Consider the set of all trigonometrical polynomials of the form $$P(x)=\sum_{j=1}^n a_n e^{ix\cdot\xi_n}$$, where $$\xi_n\in\mathbb{R}^d$$. A function is said to be almost periodic in the sense of Bohr if it is a uniform limit of trigonometrical polynomials. Define mean value of a function $$f\in L^1_{loc}(\mathbb{R}^d)$$ to be the number $$\mathcal{M}(f)=\lim_{T\to\infty}\frac{1}{2T}\int_{-T}^T f(x)\,dx.$$ Then, a function $$u$$ is said to be almost periodic in the sense of Besicovitch if there is a sequence of trigonometrical polynomials $$P_n$$ such that $$\mathcal{M}(|u-P_n|^2)\to 0$$ as $$n\to\infty$$. In most texts, it is mentioned that the quantity $$(\mathcal{M}(|u|^2))^{1/2}$$ is a semi-norm on the set of all Besicovitch almost periodic functions, however I have not found any text which would provide an example of a non-zero Besicovitch almost periodic function $$u$$ with $$\mathcal{M}(|u|^2)=0$$.

Is anyone aware of such an example?
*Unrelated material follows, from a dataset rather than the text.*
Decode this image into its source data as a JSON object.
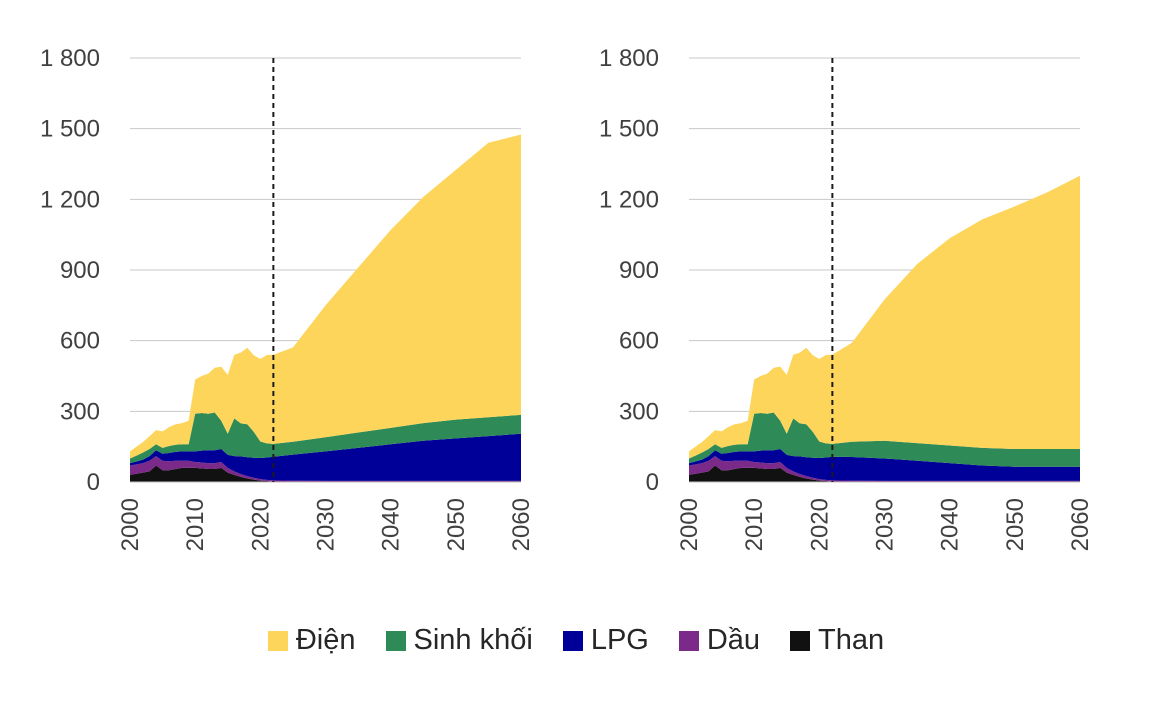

I am not able to construct such an example and it is certainly not true for trigonometrical polynomials. Of course, I mean examples which are not zero on a set of positive measure.
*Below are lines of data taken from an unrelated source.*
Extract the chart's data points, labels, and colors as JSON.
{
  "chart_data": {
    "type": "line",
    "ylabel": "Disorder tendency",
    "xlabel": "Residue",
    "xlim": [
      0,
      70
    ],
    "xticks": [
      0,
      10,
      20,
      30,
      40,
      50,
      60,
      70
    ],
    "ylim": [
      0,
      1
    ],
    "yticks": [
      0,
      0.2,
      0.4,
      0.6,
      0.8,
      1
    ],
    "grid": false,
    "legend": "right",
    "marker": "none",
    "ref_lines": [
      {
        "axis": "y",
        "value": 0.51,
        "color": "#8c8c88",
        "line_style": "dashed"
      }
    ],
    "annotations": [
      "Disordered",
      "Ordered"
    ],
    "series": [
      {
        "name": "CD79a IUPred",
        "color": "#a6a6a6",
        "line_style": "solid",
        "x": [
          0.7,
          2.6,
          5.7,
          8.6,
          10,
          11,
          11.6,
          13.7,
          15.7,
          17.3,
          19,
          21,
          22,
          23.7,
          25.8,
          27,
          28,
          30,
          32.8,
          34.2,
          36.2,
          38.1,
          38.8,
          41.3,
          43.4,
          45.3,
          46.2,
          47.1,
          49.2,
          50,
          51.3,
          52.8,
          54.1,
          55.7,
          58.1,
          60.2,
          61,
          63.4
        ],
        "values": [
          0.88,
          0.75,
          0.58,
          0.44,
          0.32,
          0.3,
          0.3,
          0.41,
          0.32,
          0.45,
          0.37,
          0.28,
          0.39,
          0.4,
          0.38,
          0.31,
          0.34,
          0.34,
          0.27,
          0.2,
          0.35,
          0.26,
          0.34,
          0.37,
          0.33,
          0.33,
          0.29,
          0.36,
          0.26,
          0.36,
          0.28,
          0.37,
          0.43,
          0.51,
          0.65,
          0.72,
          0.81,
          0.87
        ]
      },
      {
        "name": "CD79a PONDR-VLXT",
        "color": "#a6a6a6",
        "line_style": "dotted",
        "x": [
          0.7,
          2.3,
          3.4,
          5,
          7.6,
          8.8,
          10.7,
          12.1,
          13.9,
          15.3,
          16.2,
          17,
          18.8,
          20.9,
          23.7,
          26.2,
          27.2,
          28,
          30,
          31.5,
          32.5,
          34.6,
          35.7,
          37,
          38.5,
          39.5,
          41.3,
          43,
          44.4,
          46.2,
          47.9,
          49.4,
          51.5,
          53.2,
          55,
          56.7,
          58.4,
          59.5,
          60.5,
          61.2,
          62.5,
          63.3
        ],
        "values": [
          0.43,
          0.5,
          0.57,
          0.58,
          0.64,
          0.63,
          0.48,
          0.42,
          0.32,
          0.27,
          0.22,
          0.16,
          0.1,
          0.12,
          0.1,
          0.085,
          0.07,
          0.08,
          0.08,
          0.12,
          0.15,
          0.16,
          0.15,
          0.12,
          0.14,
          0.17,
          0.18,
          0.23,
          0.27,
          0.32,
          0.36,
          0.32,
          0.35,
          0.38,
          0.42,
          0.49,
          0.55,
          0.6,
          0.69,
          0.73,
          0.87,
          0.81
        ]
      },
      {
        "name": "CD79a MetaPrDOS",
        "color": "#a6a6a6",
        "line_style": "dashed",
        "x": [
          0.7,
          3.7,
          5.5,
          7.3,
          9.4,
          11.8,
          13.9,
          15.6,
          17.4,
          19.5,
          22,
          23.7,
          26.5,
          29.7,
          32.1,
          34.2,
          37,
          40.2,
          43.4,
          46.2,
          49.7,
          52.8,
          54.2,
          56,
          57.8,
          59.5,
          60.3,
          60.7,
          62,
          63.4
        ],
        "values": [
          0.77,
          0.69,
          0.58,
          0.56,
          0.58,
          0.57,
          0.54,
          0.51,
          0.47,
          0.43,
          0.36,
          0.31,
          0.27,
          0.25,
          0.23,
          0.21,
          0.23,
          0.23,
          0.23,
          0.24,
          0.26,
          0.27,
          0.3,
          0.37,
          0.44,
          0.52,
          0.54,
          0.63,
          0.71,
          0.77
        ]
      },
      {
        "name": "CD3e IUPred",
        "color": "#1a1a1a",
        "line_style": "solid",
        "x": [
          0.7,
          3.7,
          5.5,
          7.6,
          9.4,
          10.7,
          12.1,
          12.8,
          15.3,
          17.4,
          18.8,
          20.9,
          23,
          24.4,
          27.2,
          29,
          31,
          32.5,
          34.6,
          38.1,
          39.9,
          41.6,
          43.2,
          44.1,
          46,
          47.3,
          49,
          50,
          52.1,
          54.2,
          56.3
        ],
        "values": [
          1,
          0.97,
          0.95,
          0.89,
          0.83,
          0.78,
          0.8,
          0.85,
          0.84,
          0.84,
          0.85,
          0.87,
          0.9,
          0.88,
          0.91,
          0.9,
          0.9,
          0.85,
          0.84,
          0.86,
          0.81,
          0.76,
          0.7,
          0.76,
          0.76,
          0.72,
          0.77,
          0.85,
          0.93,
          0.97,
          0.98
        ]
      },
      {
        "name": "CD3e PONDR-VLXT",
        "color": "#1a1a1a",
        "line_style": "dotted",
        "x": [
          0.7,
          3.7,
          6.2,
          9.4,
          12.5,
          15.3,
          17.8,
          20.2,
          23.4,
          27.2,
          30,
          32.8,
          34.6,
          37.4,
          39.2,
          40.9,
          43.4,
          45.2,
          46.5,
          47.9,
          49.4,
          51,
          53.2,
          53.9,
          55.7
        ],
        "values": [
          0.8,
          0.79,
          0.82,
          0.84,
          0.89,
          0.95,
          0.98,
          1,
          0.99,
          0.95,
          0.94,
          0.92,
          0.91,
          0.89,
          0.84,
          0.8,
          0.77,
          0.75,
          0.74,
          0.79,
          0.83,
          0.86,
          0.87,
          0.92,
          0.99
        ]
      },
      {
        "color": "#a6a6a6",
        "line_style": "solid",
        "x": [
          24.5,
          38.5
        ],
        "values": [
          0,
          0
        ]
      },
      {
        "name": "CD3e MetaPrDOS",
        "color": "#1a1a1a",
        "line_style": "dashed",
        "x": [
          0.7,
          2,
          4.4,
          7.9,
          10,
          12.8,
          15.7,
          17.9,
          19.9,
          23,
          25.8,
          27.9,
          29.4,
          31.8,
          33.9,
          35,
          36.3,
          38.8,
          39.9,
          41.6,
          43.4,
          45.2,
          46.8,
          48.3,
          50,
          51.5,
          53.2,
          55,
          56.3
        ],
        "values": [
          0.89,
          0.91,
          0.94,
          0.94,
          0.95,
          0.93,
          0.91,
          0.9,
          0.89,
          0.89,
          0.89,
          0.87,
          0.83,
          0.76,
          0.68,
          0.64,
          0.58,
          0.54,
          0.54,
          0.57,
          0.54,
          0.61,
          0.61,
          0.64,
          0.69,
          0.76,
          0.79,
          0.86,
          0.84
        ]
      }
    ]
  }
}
• $$f(x)=\left\{ \begin{array}{lc} 1 \mbox{ if } 2^n < x <2^{n}+1 \\ 0 &\mbox{otherwise} \end{array}\right.$$ and $P_n=0$. Jun 13, 2020 at 18:55

Take any compactly suported $$L^2$$ function $$f$$ and set $$P_n=0$$, then $$\lim_{n\rightarrow \infty} \mathcal{M}(\vert f - P_n \vert^2) = \mathcal{M}(\vert f \vert^2) =0$$ thus, $$f$$ is Besicovitch almost periodic such that its seminorm vanishes.